In 2014, the Seychelles economy is estimated to have grown by 3.8%, down from 6.6% in 2013. Tourism, the main driver of growth, was adversely affected by weak demand in countries of origin, notably Europe. Manufacturing production also slowed, and plant modernisation was undertaken in the main beverage sector. On the demand side, private consumption remained strong, partly driven by an increase in consumer credit. Growth is projected to remain moderate at between 3.5-4% in 2015 and 2016. Financial services and information and communications technology (ICT) are expected to continue to grow and provide opportunities for economic diversification. To keep at bay inflationary pressures that had increased in the first half of 2014 the government tightened monetary policy during the latter half of 2014. Inflation accordingly remained contained and within the target of less than 4% per annum.

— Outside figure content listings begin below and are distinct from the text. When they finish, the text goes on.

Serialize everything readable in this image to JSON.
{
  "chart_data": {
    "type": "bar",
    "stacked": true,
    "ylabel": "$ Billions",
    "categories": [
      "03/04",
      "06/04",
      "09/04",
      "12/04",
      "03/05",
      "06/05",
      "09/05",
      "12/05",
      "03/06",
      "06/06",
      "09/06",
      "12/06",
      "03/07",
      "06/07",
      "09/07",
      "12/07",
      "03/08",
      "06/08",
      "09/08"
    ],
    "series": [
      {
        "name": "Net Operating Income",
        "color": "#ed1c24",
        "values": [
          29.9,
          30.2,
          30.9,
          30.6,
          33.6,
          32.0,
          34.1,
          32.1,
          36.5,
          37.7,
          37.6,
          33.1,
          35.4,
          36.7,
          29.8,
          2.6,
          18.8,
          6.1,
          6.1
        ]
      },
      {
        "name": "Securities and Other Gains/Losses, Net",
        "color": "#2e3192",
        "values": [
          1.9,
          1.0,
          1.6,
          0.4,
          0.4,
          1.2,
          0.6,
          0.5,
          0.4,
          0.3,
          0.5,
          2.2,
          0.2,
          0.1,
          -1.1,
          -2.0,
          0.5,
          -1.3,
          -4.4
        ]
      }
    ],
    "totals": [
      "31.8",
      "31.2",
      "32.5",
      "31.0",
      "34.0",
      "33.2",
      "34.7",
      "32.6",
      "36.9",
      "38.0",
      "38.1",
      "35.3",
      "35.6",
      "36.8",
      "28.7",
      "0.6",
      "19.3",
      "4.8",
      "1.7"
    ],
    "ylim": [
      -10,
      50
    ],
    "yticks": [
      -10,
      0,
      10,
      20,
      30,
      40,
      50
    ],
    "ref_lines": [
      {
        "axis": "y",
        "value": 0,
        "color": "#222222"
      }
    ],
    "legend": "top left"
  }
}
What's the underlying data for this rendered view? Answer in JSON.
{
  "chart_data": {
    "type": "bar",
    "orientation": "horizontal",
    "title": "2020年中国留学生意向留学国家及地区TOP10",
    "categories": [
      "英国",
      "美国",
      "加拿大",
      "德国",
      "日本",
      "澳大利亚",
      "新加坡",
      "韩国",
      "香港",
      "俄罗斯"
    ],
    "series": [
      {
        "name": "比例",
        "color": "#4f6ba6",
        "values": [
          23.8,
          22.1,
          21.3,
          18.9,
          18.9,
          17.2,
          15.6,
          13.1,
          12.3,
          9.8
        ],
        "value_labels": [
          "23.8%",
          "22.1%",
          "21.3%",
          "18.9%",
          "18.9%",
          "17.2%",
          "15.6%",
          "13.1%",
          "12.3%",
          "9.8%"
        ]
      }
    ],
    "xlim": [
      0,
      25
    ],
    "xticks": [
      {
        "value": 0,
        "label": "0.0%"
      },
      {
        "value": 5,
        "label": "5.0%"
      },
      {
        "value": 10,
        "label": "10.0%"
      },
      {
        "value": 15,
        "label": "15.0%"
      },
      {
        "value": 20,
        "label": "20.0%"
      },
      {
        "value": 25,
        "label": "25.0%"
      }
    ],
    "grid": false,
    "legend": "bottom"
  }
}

The government approved a medium-term national development strategy (NDS, 2015-2019) in November which has four key areas: governance, economic development, social development and the environment.
Being a small middle-income island country, Seychelles does not have spatial exclusion issues similar to those of other African countries. Around 90% of the 90 000 inhabitants live on Mahe, one of the three main islands. However, with its limited land space and high population density, the country has a delicate balance to observe in addressing land use, conservation and economic development. The country has begun to design policies and plans to address these issues holistically.